Creative accounting techniques are not new. In fact, they've existed for a really long time. A portion of the voodoo accounting practices distinguished by former Securities and Exchange Commission (SEC) Chair Arthur Levitt at the level of the dotcom bubble in the late 1990s included:

  • Huge bath charges: This technique includes the inappropriate reporting of one-time losses. Companies do this by taking an enormous charge to veil lower-than-anticipated earnings.
  • Cookie jar reserves: This contrivance is involved by companies for income smoothing.
  • Perceiving revenue before it is actually collected.
  • Consolidation magic: When a company utilizes this stunt, it discounts all or the greater part of a acquisition price as in-process research and development (R&D).

Most companies participate in practices like voodoo accounting so investors don't lose confidence in them. All things considered, a profit is obviously superior to losses — especially when they're reliable. What's more, the pressure of meeting quarterly earnings expectations on Wall Street is likewise one more primary motivation for utilizing voodoo accounting. Be that as it may, when found, these stunts could have serious ramifications. Executive compensation and occupations are regularly in question, alongside a company's reputation and value in the market.

Special Considerations

As the accounting calling developed and regulators turned out to be more serious in upholding laws, voodoo accounting went under greater examination. This was especially true following the Enron scandal. The faltering energy and utility company utilized off-the-book accounting practices to fool shareholders and regulators into accepting it was profitable.

Enron utilized special purpose vehicles (SPVs) to conceal losses, toxic assets, and volumes of debt, consequently misdirecting the two its creditors and shareholders.
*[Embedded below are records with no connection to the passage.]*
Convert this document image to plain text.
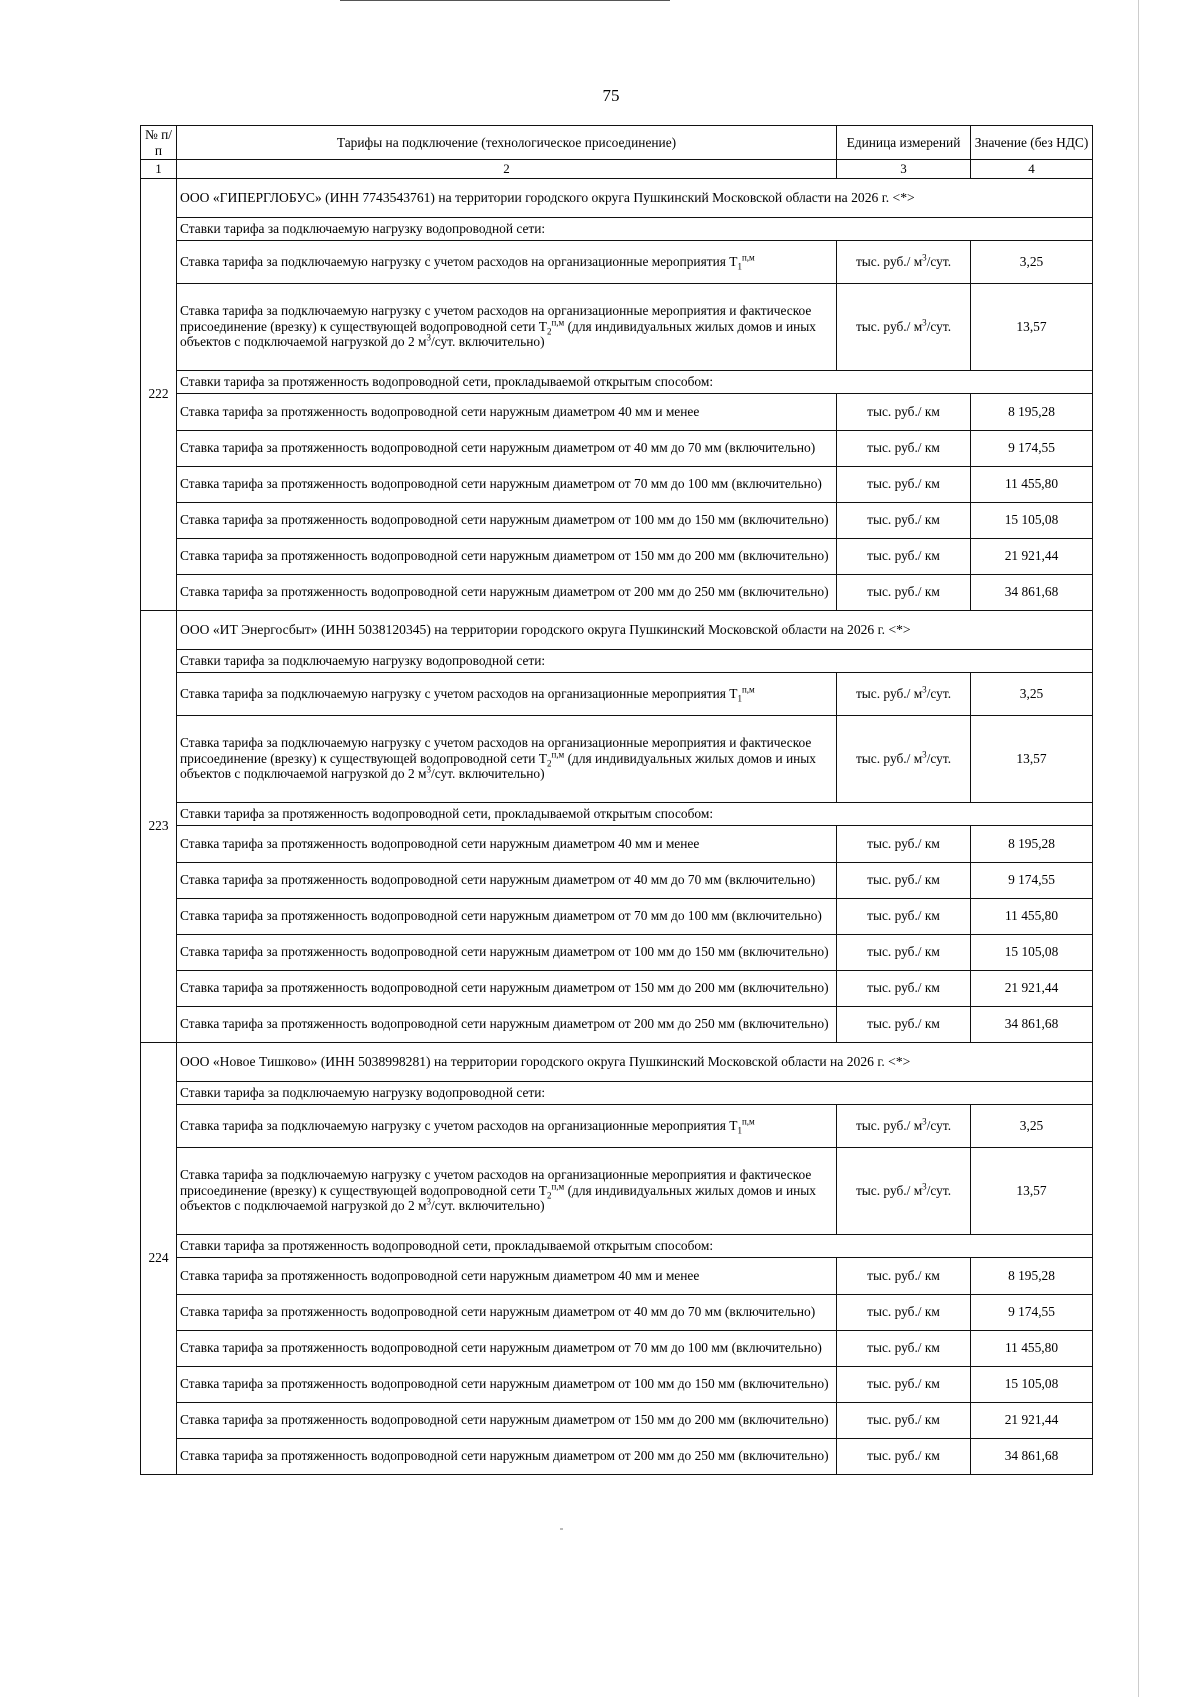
75
№ п/п	Тарифы на подключение (технологическое присоединение)	Единица измерений	Значение (без НДС)
1	2	3	4
222	ООО «ГИПЕРГЛОБУС» (ИНН 7743543761) на территории городского округа Пушкинский Московской области на 2026 г. <*>		
	Ставки тарифа за подключаемую нагрузку водопроводной сети:		
	Ставка тарифа за подключаемую нагрузку с учетом расходов на организационные мероприятия $T_1^{п,м}$	тыс. руб./ $м^3$/сут.	3,25
	Ставка тарифа за подключаемую нагрузку с учетом расходов на организационные мероприятия и фактическое присоединение (врезку) к существующей водопроводной сети $T_2^{п,м}$ (для индивидуальных жилых домов и иных объектов с подключаемой нагрузкой до 2 $м^3$/сут. включительно)	тыс. руб./ $м^3$/сут.	13,57
	Ставки тарифа за протяженность водопроводной сети, прокладываемой открытым способом:		
	Ставка тарифа за протяженность водопроводной сети наружным диаметром 40 мм и менее	тыс. руб./ км	8 195,28
	Ставка тарифа за протяженность водопроводной сети наружным диаметром от 40 мм до 70 мм (включительно)	тыс. руб./ км	9 174,55
	Ставка тарифа за протяженность водопроводной сети наружным диаметром от 70 мм до 100 мм (включительно)	тыс. руб./ км	11 455,80
	Ставка тарифа за протяженность водопроводной сети наружным диаметром от 100 мм до 150 мм (включительно)	тыс. руб./ км	15 105,08
	Ставка тарифа за протяженность водопроводной сети наружным диаметром от 150 мм до 200 мм (включительно)	тыс. руб./ км	21 921,44
	Ставка тарифа за протяженность водопроводной сети наружным диаметром от 200 мм до 250 мм (включительно)	тыс. руб./ км	34 861,68
223	ООО «ИТ Энергосбыт» (ИНН 5038120345) на территории городского округа Пушкинский Московской области на 2026 г. <*>		
	Ставки тарифа за подключаемую нагрузку водопроводной сети:		
	Ставка тарифа за подключаемую нагрузку с учетом расходов на организационные мероприятия $T_1^{п,м}$	тыс. руб./ $м^3$/сут.	3,25
	Ставка тарифа за подключаемую нагрузку с учетом расходов на организационные мероприятия и фактическое присоединение (врезку) к существующей водопроводной сети $T_2^{п,м}$ (для индивидуальных жилых домов и иных объектов с подключаемой нагрузкой до 2 $м^3$/сут. включительно)	тыс. руб./ $м^3$/сут.	13,57
	Ставки тарифа за протяженность водопроводной сети, прокладываемой открытым способом:		
	Ставка тарифа за протяженность водопроводной сети наружным диаметром 40 мм и менее	тыс. руб./ км	8 195,28
	Ставка тарифа за протяженность водопроводной сети наружным диаметром от 40 мм до 70 мм (включительно)	тыс. руб./ км	9 174,55
	Ставка тарифа за протяженность водопроводной сети наружным диаметром от 70 мм до 100 мм (включительно)	тыс. руб./ км	11 455,80
	Ставка тарифа за протяженность водопроводной сети наружным диаметром от 100 мм до 150 мм (включительно)	тыс. руб./ км	15 105,08
	Ставка тарифа за протяженность водопроводной сети наружным диаметром от 150 мм до 200 мм (включительно)	тыс. руб./ км	21 921,44
	Ставка тарифа за протяженность водопроводной сети наружным диаметром от 200 мм до 250 мм (включительно)	тыс. руб./ км	34 861,68
224	ООО «Новое Тишково» (ИНН 5038998281) на территории городского округа Пушкинский Московской области на 2026 г. <*>		
	Ставки тарифа за подключаемую нагрузку водопроводной сети:		
	Ставка тарифа за подключаемую нагрузку с учетом расходов на организационные мероприятия $T_1^{п,м}$	тыс. руб./ $м^3$/сут.	3,25
	Ставка тарифа за подключаемую нагрузку с учетом расходов на организационные мероприятия и фактическое присоединение (врезку) к существующей водопроводной сети $T_2^{п,м}$ (для индивидуальных жилых домов и иных объектов с подключаемой нагрузкой до 2 $м^3$/сут. включительно)	тыс. руб./ $м^3$/сут.	13,57
	Ставки тарифа за протяженность водопроводной сети, прокладываемой открытым способом:		
	Ставка тарифа за протяженность водопроводной сети наружным диаметром 40 мм и менее	тыс. руб./ км	8 195,28
	Ставка тарифа за протяженность водопроводной сети наружным диаметром от 40 мм до 70 мм (включительно)	тыс. руб./ км	9 174,55
	Ставка тарифа за протяженность водопроводной сети наружным диаметром от 70 мм до 100 мм (включительно)	тыс. руб./ км	11 455,80
	Ставка тарифа за протяженность водопроводной сети наружным диаметром от 100 мм до 150 мм (включительно)	тыс. руб./ км	15 105,08
	Ставка тарифа за протяженность водопроводной сети наружным диаметром от 150 мм до 200 мм (включительно)	тыс. руб./ км	21 921,44
	Ставка тарифа за протяженность водопроводной сети наружным диаметром от 200 мм до 250 мм (включительно)	тыс. руб./ км	34 861,68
The company petitioned for Chapter 11 and the scandal brought about fines and charges for a number of company executives.

The Enron scandal shook the financial world in light of the stunts that the company used to conceal bounteous measures of debt and toxic assets it was dealing with for quite a long time. Regulators considered Enron's actions alongside different instances of financial unfortunate behavior from any semblance of Tyco and WorldCom by passing the Sarbanes-Oxley Act of 2002. The law required reforms to regulations and furthermore set in stricter punishments for the people who committed financial fraud.

The Sarbanes-Oxley Act of 2002 was passed to guarantee companies are honest and transparent in their financial reporting.

Illustration of Voodoo Accounting

Here is a speculative illustration of how voodoo accounting functions. A company might utilize voodoo accounting to rashly perceive $5 billion of revenue while covering $1 billion in surprising expenses during a quarter.

These tactics empower it to report net income that is $6 million higher than the true figure for the quarter. This might have critical ramifications on the stock endless supply of the quarterly earnings report. Nonetheless, the discovery that these extra profits for the period were not real would rapidly delete a positive share price reaction and call into question management credibility.

Features

  • The Sarbanes-Oxley Act of 2002 was passed in response to these scandals to reform regulations and implement stricter punishments on those responsible for fraudulent acts.
  • Voodoo accounting is a shoptalk term for unlawful or unethical accounting practices that appear to magically work on a company's financial figures, swelling revenues and covering expenses — or both.
  • Voodoo accounting practices went under examination after a series of accounting scandals became known including the falls of Enron, Tyco, and WorldCom.